I lived in the capital of the Tibetan Autonomous region for two years studying Tibetan Language and Buddhist painting. While I was living in Tibet I made a short trip to the United States, I have always had a deep interest in Native American culture and had dreamt of visiting the Hopi reservation in the southwest.

Traditionally, the Hopi creation story states that their people emerged from a hole in the center of the earth near the Grand Canyon. The Hopi consider the earth to be as a womb where people emerge gradually. Spider woman is fundamental to their creation story, a female force that spins the web of creation.

The Hopi sun god was called Tawa. In the beginning there were only two: Tawa, the Sun God, and Spider Woman, the Earth Goddess. All the mysteries and power in the heavens above belonged to Tawa, while Spider Woman controlled the magic of the below. In the Underworld, abode of the Gods, they dwelt. There was neither man nor woman, bird nor beast, no living thing until these two willed it to be.

I also learned while staying at the Hopi reservation that the term Tawa is used as the common word for sun, and was a given as common first name also.

The notion of two opposite and complimentary forces is very similar to the Asian notion of Yin and Yang. In ancient Chinese thought the sky is masculine and yang, and the earth is feminine and is assigned yin.

Tibetan Man

It is curious that two cultures from opposite sides of the world would have similar words for opposite concepts.

Dawa, moon in Tibetan and Tawa, sun in Hopi. Scientists have undergone studies to determine the genetic similarities between the two groups which is still debatable. However, the two distinct cultures share many similarities.

Turquoise is a very important stone for both the Tibetan and Hopi cultures.

raw turquoise

Himalayan people value Tibetan Turquoise for its powers, it is the most prized stone among the Tibetan people.
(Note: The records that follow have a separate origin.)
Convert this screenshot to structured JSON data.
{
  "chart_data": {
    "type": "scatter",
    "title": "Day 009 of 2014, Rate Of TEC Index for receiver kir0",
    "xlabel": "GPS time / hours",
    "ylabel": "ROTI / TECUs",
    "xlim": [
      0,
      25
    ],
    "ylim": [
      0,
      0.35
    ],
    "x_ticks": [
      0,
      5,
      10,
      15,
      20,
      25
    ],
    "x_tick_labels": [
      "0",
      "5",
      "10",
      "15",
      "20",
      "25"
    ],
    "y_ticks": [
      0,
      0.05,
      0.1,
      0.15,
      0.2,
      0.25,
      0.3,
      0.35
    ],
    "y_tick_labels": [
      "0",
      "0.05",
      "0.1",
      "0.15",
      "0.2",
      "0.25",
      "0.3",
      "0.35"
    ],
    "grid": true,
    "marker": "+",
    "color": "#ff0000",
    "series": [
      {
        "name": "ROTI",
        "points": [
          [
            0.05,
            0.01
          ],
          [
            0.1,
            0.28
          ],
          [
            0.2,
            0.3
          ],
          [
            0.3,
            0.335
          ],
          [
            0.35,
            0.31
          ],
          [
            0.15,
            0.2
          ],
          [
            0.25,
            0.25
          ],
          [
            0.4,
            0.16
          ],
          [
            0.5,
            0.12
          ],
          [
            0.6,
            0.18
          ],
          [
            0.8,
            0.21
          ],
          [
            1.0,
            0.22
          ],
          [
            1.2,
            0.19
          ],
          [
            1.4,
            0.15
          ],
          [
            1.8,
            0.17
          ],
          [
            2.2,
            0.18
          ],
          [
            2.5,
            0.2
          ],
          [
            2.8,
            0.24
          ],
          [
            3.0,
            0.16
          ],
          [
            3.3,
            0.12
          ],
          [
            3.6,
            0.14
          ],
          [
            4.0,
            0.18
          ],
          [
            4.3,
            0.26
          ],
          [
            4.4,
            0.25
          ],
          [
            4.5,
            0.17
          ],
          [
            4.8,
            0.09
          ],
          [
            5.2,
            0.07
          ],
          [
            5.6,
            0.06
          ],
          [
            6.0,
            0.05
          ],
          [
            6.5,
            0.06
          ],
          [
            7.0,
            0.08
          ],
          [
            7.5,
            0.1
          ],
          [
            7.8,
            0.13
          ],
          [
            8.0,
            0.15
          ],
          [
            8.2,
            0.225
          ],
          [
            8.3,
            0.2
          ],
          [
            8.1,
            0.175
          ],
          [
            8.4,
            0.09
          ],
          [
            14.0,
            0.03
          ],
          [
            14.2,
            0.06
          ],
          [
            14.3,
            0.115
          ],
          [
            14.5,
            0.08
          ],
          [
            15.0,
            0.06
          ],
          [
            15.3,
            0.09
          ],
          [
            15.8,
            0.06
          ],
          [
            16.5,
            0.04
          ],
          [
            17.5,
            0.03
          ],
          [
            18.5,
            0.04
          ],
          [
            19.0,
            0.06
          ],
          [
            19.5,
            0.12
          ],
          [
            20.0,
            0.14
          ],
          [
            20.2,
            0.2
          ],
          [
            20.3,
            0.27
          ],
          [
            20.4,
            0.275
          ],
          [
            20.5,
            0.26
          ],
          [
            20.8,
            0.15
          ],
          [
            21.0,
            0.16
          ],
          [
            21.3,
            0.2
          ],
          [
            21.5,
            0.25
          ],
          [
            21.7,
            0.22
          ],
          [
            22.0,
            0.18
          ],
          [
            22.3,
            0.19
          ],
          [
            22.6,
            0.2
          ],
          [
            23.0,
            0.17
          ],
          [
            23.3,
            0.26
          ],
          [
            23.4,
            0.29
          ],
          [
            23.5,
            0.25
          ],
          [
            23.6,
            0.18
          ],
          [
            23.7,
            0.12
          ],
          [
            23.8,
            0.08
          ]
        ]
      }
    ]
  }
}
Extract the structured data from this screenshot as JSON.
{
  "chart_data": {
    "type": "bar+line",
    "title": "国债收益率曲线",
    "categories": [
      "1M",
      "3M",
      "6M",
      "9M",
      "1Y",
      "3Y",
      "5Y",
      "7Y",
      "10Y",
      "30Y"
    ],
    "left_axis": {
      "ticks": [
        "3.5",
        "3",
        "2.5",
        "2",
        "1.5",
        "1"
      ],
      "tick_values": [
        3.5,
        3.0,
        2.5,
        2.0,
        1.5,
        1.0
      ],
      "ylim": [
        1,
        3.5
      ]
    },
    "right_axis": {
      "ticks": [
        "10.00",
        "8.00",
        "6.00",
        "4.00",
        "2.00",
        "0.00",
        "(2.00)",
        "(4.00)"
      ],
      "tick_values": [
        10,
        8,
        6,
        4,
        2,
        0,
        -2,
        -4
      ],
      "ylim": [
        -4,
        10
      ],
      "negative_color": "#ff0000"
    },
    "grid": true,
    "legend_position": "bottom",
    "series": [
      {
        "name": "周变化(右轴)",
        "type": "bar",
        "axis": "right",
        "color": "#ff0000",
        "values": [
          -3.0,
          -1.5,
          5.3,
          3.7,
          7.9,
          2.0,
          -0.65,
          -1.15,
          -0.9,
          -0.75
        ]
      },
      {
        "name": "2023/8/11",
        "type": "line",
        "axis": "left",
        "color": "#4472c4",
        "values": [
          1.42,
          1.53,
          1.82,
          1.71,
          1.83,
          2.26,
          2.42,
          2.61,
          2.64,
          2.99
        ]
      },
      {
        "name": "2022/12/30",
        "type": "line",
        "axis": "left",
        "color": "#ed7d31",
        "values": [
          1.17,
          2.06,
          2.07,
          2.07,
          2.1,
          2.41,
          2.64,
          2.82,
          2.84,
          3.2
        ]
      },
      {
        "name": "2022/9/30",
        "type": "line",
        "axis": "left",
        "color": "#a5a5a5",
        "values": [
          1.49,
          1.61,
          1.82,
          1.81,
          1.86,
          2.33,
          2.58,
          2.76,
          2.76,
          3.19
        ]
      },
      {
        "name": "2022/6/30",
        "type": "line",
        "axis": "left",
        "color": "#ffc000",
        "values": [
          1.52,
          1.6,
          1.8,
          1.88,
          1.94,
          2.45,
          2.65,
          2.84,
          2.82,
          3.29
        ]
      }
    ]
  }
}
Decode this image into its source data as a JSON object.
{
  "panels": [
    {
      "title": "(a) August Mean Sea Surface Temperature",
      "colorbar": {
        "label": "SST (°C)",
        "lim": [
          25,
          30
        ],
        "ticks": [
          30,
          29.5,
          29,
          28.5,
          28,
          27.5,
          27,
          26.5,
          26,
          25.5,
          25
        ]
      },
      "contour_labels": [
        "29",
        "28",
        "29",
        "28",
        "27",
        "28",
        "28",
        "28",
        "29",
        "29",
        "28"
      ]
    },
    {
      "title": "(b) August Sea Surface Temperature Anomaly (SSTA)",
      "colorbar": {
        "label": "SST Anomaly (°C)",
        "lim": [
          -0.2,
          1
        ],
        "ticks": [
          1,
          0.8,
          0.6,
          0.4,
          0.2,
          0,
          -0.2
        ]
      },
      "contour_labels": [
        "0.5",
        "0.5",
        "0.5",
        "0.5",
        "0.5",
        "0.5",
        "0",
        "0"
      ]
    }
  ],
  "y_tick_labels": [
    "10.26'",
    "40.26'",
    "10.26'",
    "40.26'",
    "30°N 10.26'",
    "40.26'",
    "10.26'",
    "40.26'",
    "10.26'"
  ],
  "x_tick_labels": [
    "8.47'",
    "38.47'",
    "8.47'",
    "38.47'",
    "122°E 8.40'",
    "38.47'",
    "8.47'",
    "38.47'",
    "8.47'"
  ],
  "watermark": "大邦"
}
To the Tibetans, Turquoise is viewed as the sky stone, brought to earth from the heavens above. Turquoise has been has been a important religious stone used by the Tibetans since 1000 B.C. or earlier. Almost every person in the Himalayas wears a piece of turquoise usually around the neck, sometimes in the ears or included in their prayer beads.

The Hopi believed that turquoise was the waste of the lizard that travels between “the above” and “the below.” Many dreamcatchers feature a piece of turquoise in the center. The dream catcher resembles a spiderweb like the web of Asibikaashi, or Spider Woman. The dreamcatcher is used to protect children from nightmares.

Hopi man

I am always fascinated when I can find details similar cross-culturally. Whether we all emerged from the womb of Mother Earth or we all migrated from Pangaea, I believe all civilizations stemmed from one common origin.

I believe traditional cultures and indigenous societies hold the secrets and the wisdom that unlocks the boundaries of imposed segregation.